Hypotonia and therapy..HELP!

L.,
This might be a bit lengthy, so I apologize.....I have a son who was diagnosed with hypotonia early on around the age of 3 months. You are doing everything you can. Please feel encouraged. It sounds like you are involved in the infants and toddlers early intervention program in your area which is GREAT! If you can afford it, I would do private O.T. and P.T. Insurance will cover some portion of it. If you have medicaid I know they will also cover it. Since you are located in Pittsburgh I would encourage you to take the 3.5 hr long drive to Kennedy Krieger Institute in Baltimore, MD. We see an AMAZINGLY WONDERFUL Developmentalist there. He is the best physician I have ever encountered and that is saying a lot considering I have worked in the medical field for over 15 years. His name is Dr. Alexander Hoon.###-###-####) You will probably have to wait awhile to see him but trust me it is well worth the visit. He will spend over an hour with you to answer ALL of your questions and concerns. As for my son, we received therapy 3x a week plus private therapy on top of that. We were actually doing therapy 5 days a week and like you we were incorporated everything the therapists taught us in his daily activities. It seemed like every waking moment was spent doing therapy with our son. To help him crawl we would try and show him by watching us also it would take two of us but one of us would hold him under his belly and the other would alternate his arms and legs. We would always have something very interesting in front of him so that he was motivated to try. He also would cry hysterically when placed on his belly and during his therapies. Our son didn't crawl until he was 14.5 months old and he didn't walk until 2 weeks before his second birthday. Like your daughter our son has not been linked to any genetic disorders thus far but we continue to go through testing because the doctors appear to be convinced this is genetic due to all of his anomolies. I don't see the anomolies but they do. :( In fact we are going in a few weeks for another genetic test. As long as you are trying to incorporate all the therapists are shhowing you and you are being the best advocate possibly for your daughter then you are doing everything you can.
Feel free to email me with any questions you have. I have talked to a lot of other moms on here that have had similar problems and they are all very kind. I hope I have helped you. Also, one more thing....our doctor's weren't sure our son was ever going to walk and although he is slower than most kids he walks, runs, jumps, kicks etc..... :) Okay one more thing, sorry. :) but when she does begin to stand for a little big longer at a time and if you have the resources we bought our son the indoor foldable trampoline by GALT. It has a handle bar to hold onto. It helped our son soooooooooooooooooo much! He still loves it and he is 3.5 y.o.a. now. Plus our 1 year old loves it too! :)

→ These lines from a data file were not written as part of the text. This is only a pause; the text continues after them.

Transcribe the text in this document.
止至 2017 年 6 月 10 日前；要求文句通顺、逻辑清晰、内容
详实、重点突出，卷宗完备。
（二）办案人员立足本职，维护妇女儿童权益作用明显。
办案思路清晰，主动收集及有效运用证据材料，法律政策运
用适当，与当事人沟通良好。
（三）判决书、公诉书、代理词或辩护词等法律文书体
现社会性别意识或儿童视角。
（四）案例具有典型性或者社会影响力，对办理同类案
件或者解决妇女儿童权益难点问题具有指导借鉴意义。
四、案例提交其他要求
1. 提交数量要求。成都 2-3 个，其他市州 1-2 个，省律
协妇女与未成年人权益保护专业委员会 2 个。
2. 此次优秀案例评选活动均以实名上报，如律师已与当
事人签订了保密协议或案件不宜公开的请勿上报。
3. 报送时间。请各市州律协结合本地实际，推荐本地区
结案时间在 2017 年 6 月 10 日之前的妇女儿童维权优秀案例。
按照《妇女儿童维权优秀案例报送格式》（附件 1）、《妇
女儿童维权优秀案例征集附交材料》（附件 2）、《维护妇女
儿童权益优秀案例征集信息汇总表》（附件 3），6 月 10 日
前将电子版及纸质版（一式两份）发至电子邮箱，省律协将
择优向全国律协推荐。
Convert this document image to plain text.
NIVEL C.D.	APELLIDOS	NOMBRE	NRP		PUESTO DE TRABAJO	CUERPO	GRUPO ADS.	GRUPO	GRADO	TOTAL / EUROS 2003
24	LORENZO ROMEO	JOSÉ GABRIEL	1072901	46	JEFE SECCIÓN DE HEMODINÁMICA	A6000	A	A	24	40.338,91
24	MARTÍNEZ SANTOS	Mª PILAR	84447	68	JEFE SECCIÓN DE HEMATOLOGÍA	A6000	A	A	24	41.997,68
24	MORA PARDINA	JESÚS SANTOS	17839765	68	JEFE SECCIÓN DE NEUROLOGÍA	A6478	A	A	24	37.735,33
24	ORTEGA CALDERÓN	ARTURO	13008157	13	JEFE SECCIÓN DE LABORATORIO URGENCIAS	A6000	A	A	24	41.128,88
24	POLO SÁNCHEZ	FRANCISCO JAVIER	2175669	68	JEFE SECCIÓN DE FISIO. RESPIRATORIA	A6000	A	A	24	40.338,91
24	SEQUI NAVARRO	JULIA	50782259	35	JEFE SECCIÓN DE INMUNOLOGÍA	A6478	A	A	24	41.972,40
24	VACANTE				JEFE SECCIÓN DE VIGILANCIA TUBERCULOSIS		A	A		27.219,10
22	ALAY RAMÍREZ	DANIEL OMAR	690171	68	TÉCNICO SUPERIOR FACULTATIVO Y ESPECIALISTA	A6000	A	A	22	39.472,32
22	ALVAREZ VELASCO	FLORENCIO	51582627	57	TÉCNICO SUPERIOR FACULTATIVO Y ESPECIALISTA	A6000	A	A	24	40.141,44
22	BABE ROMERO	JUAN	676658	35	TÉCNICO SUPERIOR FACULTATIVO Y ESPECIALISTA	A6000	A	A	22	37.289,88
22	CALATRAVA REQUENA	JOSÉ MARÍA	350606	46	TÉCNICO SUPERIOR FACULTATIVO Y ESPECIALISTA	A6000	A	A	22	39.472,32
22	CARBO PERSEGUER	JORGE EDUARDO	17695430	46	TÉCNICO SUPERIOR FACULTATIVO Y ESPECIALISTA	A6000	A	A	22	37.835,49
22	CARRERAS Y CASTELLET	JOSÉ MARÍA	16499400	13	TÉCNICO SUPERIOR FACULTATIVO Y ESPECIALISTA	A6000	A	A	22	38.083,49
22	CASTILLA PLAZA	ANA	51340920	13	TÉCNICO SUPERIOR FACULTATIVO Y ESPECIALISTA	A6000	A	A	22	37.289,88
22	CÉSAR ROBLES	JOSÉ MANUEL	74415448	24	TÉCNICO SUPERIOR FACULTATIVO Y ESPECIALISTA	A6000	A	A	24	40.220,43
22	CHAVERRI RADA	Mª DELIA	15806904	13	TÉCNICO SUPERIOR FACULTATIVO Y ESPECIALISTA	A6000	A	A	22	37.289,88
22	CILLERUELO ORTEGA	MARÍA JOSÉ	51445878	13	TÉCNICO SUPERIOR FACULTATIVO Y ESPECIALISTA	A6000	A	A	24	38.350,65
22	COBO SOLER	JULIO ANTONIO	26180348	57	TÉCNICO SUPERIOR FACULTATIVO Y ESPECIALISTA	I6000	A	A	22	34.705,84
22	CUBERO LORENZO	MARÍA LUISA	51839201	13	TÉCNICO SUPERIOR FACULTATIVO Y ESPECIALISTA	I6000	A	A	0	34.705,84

Not to this extent. I would push up the appointment with the neurologist, and if you are not seeing a private OT and PT (if these are early intervention-state provided services) I would get additional private therapy, even though your ECI services sound good.

You also might consider a developmental pediatrician, they can be found at children's hospitals. They will do a full work up and bring in all the specialits and write up one report.

M.

Hi, L.,

Do look into private therapies -- insurance should pay and it will take some of the pressure off of you as you try to follow through on your own 24/7. My son didn't have PT until he was about 15 mo. and some of the exercises seemed torturous. With me seemingly endlessly trying to put interesting objects ahead of him (or above him to get him to pull up) and helping to manipulate his little legs, he did finally crawl a little at 17 mo. It seemed to happen all of a sudden, as if all the exercises had finally built up enough tone. Maybe that's how it goes. I never thought he would walk either but finally did around 19 mo. when we moved into my mother's house and he was suddenly motivated to explore all her shiny interesting stuff. Now that he's 5 1/2 it all seems like a distant memory. He's made great strides and just barely qualifies for OT in Kindergarten this fall. He's still behind his peers in physical ability but not glaringly so -- he can write and use scissors pretty well, for example, runs, pedals a bike with training wheels. Unbelievable when I remember how he was as an infant and toddler.

Hang in there. Get all the help you can and trust that one day all your hard work for your daughter will pay off. You just never know exactly when that's going to be.

I don't have a kid with hypertonia, but would is yours exposed to other kids who are doing the things you want yours to be doing? I know with my son (who is developing typically, so I don't know if it is analogous) he often isn't motivated to try stuff until he sees other kids doing it. If she's not in a playgroup or daycare or something like that, it might be worth giving that a try.